A review of Pause For Breath by Robyn Sarah

Published on March 1, 2010

Pause For Breath
Robyn Sarah


Robyn Sarah’s poems in Pause for Breath engage the textures of daily life rather than philosophy. In fact, in “Run With It,” she compares the theories of philosophers to sticks discarded by dogs on their way home. Although Sarah is one of our best poets, this collection is too bland, a pit stop in her career – or, to play with its title, a pause to take breath. Friends meet on a winter street and exchange pleasantries, a leaf clings to a tree, a sneeze gets a page and a quarter of description, but such moments don’t often yield Sarah’s signature epiphanies.

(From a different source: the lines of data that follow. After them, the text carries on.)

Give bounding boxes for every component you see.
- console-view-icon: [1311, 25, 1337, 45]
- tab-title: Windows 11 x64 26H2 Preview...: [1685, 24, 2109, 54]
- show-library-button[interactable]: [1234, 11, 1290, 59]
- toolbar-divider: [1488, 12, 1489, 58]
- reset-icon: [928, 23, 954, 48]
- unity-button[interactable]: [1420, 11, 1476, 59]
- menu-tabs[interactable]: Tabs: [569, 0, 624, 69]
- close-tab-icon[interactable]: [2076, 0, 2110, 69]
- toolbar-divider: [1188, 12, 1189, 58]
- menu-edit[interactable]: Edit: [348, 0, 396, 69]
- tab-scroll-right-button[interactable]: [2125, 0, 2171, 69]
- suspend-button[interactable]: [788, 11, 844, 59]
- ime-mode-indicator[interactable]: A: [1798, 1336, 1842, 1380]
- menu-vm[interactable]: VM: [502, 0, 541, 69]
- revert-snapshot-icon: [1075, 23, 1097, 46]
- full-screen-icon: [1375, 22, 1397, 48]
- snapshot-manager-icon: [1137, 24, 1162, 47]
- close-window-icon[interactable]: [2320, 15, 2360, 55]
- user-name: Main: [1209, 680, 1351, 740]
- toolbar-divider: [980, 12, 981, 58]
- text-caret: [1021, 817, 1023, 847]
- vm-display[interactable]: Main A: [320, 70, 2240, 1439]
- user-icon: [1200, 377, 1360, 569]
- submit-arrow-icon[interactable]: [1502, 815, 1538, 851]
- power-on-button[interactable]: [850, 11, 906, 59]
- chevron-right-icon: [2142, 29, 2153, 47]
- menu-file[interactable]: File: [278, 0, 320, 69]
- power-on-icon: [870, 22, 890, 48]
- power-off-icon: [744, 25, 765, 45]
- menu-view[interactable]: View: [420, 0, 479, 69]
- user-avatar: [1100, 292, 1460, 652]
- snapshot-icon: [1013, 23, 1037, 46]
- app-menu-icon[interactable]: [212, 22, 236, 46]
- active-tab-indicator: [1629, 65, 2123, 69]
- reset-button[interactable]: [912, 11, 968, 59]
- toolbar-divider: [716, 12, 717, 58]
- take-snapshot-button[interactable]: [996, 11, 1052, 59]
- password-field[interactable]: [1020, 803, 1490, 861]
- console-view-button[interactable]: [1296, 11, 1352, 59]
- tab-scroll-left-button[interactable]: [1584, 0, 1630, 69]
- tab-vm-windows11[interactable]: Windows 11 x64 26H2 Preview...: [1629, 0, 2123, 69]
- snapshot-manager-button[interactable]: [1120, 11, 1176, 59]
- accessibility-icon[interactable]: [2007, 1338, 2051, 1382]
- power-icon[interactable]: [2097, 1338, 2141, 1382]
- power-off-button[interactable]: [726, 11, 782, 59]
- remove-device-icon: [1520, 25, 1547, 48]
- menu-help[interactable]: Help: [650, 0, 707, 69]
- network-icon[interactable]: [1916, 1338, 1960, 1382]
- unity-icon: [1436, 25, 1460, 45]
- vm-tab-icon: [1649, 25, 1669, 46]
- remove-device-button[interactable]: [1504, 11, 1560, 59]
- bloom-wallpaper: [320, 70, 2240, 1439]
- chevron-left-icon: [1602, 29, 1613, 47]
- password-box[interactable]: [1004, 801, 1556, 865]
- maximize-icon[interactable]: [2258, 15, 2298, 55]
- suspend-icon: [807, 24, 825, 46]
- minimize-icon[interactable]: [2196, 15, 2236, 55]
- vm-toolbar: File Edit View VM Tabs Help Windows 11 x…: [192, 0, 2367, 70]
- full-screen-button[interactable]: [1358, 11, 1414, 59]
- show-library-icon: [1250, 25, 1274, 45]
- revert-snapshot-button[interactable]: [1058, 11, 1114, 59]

Sometimes the images do work well, as in the final poem where a bee buzzes the knuckle of the speaker, who feels the infinitesimal breeze of its wings all day. And in a poem about November, the poet describes chopping vegetables and savours a stub of a vegetable, tasting “the ghost of a rose / in the core of the carrot” – a superb image. The poems would have benefited from greater formal demands. One of the most successful poems is a sonnet, “Blowing the Fluff Away,” in which a brown and brittle sprig of bloom covered with fluff turns out to have genuine flowers underneath. There is too much fluff in Pause for Breath, but no doubt the poet still has access to “the tiny, perfect flowers” of her talent. mRb

Bert Almon lives in Edmonton, Alberta. Retired from teaching, he follows the careers of his former students.